Bij statistics klik je cramers V en phi in.
T-test / ANOVA
Analyse -> compare means -> independent sample t-test
Analyse -> compare means -> ANOVA
Bij factor -> onafhankelijke meer dan 3-> geslacht of regio
Bij dependent -> de scale
Kijk of er sprake is van significantie.
, Pearson correlation
Analyse -> correlate -> bivariate
Je vult de twee vragen in die scale zijn
Kijk of er sprake is van significantie -> zo ja -> het is geen toeval
Als er significantie is, kijk je hoe sterk de correlatie is -> bij pearson. Is deze tusesn
0,3-0,6 = matig. Hoger dan 0,6 is goed. Lager dan 0,3 is slecht.
Bijvoorbeeld de vraag over autonomie en werkdruk.

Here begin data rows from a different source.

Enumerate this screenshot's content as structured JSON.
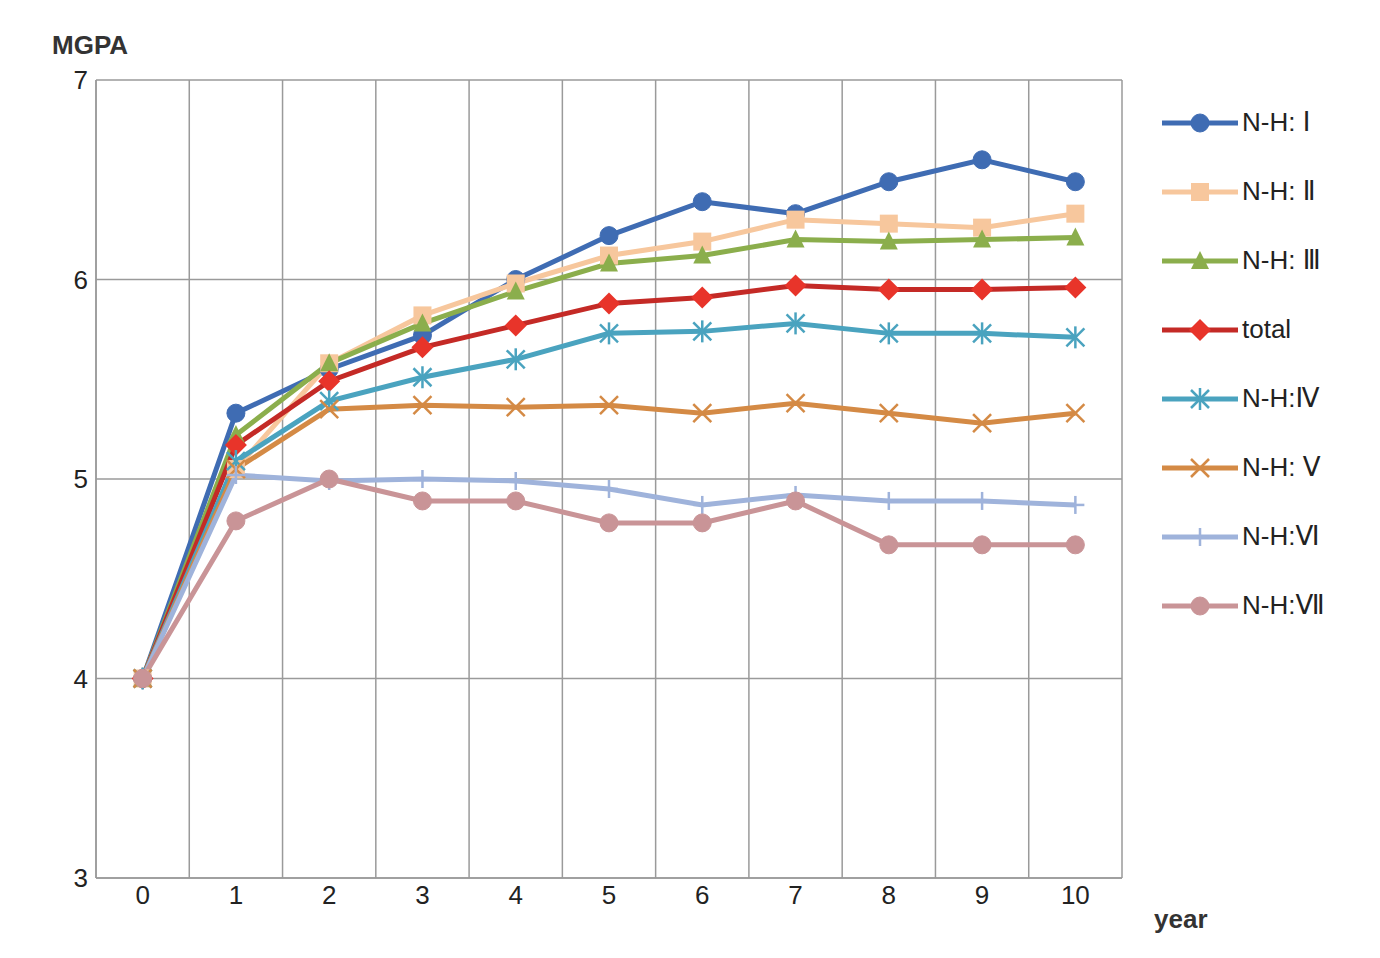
{
  "chart_data": {
    "type": "line",
    "x_label": "year",
    "y_label": "MGPA",
    "categories": [
      0,
      1,
      2,
      3,
      4,
      5,
      6,
      7,
      8,
      9,
      10
    ],
    "ylim": [
      3,
      7
    ],
    "yticks": [
      3,
      4,
      5,
      6,
      7
    ],
    "grid": true,
    "legend": "right",
    "series": [
      {
        "name": "N-H: Ⅰ",
        "color": "#3f6cb3",
        "marker": "circle",
        "values": [
          4,
          5.33,
          5.55,
          5.72,
          6.0,
          6.22,
          6.39,
          6.33,
          6.49,
          6.6,
          6.49
        ]
      },
      {
        "name": "N-H: Ⅱ",
        "color": "#f7c79d",
        "marker": "square",
        "values": [
          4,
          5.05,
          5.58,
          5.82,
          5.98,
          6.12,
          6.19,
          6.3,
          6.28,
          6.26,
          6.33
        ]
      },
      {
        "name": "N-H: Ⅲ",
        "color": "#8bae4c",
        "marker": "triangle",
        "values": [
          4,
          5.22,
          5.58,
          5.78,
          5.94,
          6.08,
          6.12,
          6.2,
          6.19,
          6.2,
          6.21
        ]
      },
      {
        "name": "total",
        "color": "#c42a26",
        "marker": "diamond",
        "values": [
          4,
          5.17,
          5.49,
          5.66,
          5.77,
          5.88,
          5.91,
          5.97,
          5.95,
          5.95,
          5.96
        ]
      },
      {
        "name": "N-H:Ⅳ",
        "color": "#4aa3bf",
        "marker": "star",
        "values": [
          4,
          5.09,
          5.39,
          5.51,
          5.6,
          5.73,
          5.74,
          5.78,
          5.73,
          5.73,
          5.71
        ]
      },
      {
        "name": "N-H: Ⅴ",
        "color": "#d48a45",
        "marker": "x",
        "values": [
          4,
          5.05,
          5.35,
          5.37,
          5.36,
          5.37,
          5.33,
          5.38,
          5.33,
          5.28,
          5.33
        ]
      },
      {
        "name": "N-H:Ⅵ",
        "color": "#9fb3db",
        "marker": "cross",
        "values": [
          4,
          5.02,
          4.99,
          5.0,
          4.99,
          4.95,
          4.87,
          4.92,
          4.89,
          4.89,
          4.87
        ]
      },
      {
        "name": "N-H:Ⅶ",
        "color": "#c99497",
        "marker": "circle",
        "values": [
          4,
          4.79,
          5.0,
          4.89,
          4.89,
          4.78,
          4.78,
          4.89,
          4.67,
          4.67,
          4.67
        ]
      }
    ]
  }
}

Die is significant en heeft een pearson
van -0,6. Dat betekent dus hoe meer autonomie, hoe lager de werkdruk!
Verwoorden:
Er is een significant samenhang want p = <0,05. Er is een groot verband tussen autonomie
en werkdruk, want de pearson correlation = -0,674.
-> let op: dit is samenhang. Als je kijkt naar verschillen tussen groepen gebruik je significant
verschil)
Spearson correlation
Zelfde als pearson, maar dan spearson aanklikken.
Dus bij analyse -> correlate -> bivariate.
Significantie
De uitspraak “alles is te wijten aan het toeval” noemen wij de nul-hypothese (Ho)
De uitspraak “er is wel degelijk sprake van iets substantieels” noemen wij de alternatieve
hypothese (Ha).
De toetsingsprocedure is er nu op gericht op Ho te verwerpen of te aanvaarden.
Als wij Ho moeten aanvaarden, dan is de conclusie dus dat het gevonden resultaat het
gevolg is van toevalsfluctuatie.
Als wij Ho moeten verwerpen (de kans op toeval is kleiner dan de afgesproken
significantiedrempel), dan pas accepteren wij Ha.
Pas op: het is dus niet Ha die je verwerpt of aanvaardt. Nee; dat doe je met Ho. De uitslag
daarvan bepaalt vervolgens of je Ha accepteert.